The last couple of nights I was shooting the horsehead nebula from silicon valley, and it crossed the meridian around 11:15pm (though it's altitude was no where near 90). I had mount limits checked using 5-degrees and 90-degrees, but horsehead was nowhere near 90-degrees altitude (perhaps 50-degrees). The camera tab was taking a series of pictures, and the Phd2 tracker was tracking. Around that time, I started getting guiding errors with PhD2, though the sky was clear, and it should have had no issues. I switched over to the internal guider, and got the same issues--where I believe it said it couldn't correct RA. I Also, I believe it had crossed the meridian and didn't do the automated meridian flip I expected.
All these error went away when I disabled the mount limit and manually forced a meridan flip by asking it to track to something on the other side of the meridien (is there a way to simply request a flip, or an early flip?).
I'm a bit confused on the mount limit altitude meaning. Clearly what's important is preventing the camera end of the scope from hitting the tripod legs--so the scope's altitude when it's pointing at something crossing the meridien I suppose is 90, even if it's tracking something whose altitude is << 90.
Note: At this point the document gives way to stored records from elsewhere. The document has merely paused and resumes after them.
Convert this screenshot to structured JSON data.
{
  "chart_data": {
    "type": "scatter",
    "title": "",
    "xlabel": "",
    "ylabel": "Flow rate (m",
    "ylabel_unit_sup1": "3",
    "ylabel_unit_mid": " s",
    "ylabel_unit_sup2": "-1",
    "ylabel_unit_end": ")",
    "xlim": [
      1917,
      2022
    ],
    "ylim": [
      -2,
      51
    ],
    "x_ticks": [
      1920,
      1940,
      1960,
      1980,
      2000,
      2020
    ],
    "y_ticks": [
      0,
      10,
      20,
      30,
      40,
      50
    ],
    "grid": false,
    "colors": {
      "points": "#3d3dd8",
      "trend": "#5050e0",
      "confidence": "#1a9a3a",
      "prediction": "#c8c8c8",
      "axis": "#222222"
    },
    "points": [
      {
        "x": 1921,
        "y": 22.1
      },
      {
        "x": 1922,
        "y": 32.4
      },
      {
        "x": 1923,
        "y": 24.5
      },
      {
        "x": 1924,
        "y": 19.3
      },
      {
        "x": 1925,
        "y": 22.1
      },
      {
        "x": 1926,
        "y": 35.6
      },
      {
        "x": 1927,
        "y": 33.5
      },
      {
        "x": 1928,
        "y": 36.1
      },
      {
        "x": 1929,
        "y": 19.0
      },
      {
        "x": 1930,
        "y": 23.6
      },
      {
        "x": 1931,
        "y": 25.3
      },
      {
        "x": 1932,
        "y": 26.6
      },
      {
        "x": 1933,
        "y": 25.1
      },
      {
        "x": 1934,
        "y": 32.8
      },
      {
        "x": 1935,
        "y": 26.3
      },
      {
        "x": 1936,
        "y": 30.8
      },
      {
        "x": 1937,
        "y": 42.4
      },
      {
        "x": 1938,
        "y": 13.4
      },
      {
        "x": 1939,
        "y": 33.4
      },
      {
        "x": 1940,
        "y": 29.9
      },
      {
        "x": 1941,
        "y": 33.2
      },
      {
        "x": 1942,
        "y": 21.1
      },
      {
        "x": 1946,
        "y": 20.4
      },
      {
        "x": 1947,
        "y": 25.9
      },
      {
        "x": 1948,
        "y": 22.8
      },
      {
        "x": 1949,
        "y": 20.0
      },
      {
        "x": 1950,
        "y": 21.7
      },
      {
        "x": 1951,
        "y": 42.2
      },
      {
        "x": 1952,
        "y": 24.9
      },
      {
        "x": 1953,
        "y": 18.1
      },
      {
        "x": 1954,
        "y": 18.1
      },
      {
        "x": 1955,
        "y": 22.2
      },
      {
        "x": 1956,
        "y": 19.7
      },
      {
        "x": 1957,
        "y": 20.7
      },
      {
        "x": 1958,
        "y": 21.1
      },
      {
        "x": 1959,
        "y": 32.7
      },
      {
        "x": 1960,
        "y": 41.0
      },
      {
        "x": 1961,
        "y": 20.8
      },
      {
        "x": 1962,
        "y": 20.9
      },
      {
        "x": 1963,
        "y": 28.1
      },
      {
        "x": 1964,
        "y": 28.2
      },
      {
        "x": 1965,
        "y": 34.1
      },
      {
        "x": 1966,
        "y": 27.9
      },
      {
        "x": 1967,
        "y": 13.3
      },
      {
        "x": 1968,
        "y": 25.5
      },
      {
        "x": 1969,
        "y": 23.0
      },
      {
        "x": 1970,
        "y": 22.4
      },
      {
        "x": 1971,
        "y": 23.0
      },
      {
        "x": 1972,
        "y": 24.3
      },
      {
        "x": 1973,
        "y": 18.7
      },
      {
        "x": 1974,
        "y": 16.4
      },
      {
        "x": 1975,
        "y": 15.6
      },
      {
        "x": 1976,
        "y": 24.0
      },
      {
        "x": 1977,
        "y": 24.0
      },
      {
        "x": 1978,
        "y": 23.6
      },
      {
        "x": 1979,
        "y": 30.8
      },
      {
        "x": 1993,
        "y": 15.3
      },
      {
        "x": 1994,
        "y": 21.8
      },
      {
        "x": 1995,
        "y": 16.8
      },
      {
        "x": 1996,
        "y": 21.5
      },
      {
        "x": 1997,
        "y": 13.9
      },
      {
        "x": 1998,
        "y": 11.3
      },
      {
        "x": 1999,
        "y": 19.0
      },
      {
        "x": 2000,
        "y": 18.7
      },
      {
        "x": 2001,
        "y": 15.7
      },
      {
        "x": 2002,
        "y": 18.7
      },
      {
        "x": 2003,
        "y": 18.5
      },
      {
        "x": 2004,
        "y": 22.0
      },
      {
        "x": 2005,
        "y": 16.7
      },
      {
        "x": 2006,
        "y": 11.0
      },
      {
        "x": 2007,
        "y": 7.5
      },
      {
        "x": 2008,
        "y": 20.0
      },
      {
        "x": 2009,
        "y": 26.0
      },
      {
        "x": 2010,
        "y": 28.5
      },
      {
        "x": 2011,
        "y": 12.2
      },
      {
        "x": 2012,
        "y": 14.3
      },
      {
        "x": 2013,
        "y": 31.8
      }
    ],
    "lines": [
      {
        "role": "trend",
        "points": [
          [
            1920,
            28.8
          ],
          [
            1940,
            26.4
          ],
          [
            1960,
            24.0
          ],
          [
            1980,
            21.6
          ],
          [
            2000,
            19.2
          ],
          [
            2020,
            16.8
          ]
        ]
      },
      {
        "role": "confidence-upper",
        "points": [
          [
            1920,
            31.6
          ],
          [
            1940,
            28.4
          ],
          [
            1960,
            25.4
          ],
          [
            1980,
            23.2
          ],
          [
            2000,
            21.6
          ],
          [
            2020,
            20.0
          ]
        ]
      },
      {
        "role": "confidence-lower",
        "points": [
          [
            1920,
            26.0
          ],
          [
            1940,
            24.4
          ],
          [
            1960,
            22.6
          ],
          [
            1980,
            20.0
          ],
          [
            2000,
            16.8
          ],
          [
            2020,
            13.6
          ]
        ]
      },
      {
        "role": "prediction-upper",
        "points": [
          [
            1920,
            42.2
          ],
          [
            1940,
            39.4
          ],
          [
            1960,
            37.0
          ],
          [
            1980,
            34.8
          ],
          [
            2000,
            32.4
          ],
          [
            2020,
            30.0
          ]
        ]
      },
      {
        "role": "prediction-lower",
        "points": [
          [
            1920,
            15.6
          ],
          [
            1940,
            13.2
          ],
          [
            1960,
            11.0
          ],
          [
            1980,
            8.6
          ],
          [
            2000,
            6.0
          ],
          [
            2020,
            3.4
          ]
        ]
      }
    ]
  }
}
Clearly, I suspect that the limit was somehow disabling the RA corrections and the meridian flip (though the mount was still tracking). I have no logs or other useful info for you. I'm sure the limit was set at 90-degrees. Sorry about that. If there's some kind of pilot error here, sorry, please let me know what I got wrong. Or, if you want some logs etc, I can try and re-create this and turn on some kind of logging as you request (please give instructions). I am running the latest stellarmate OS release on a raspberry pi.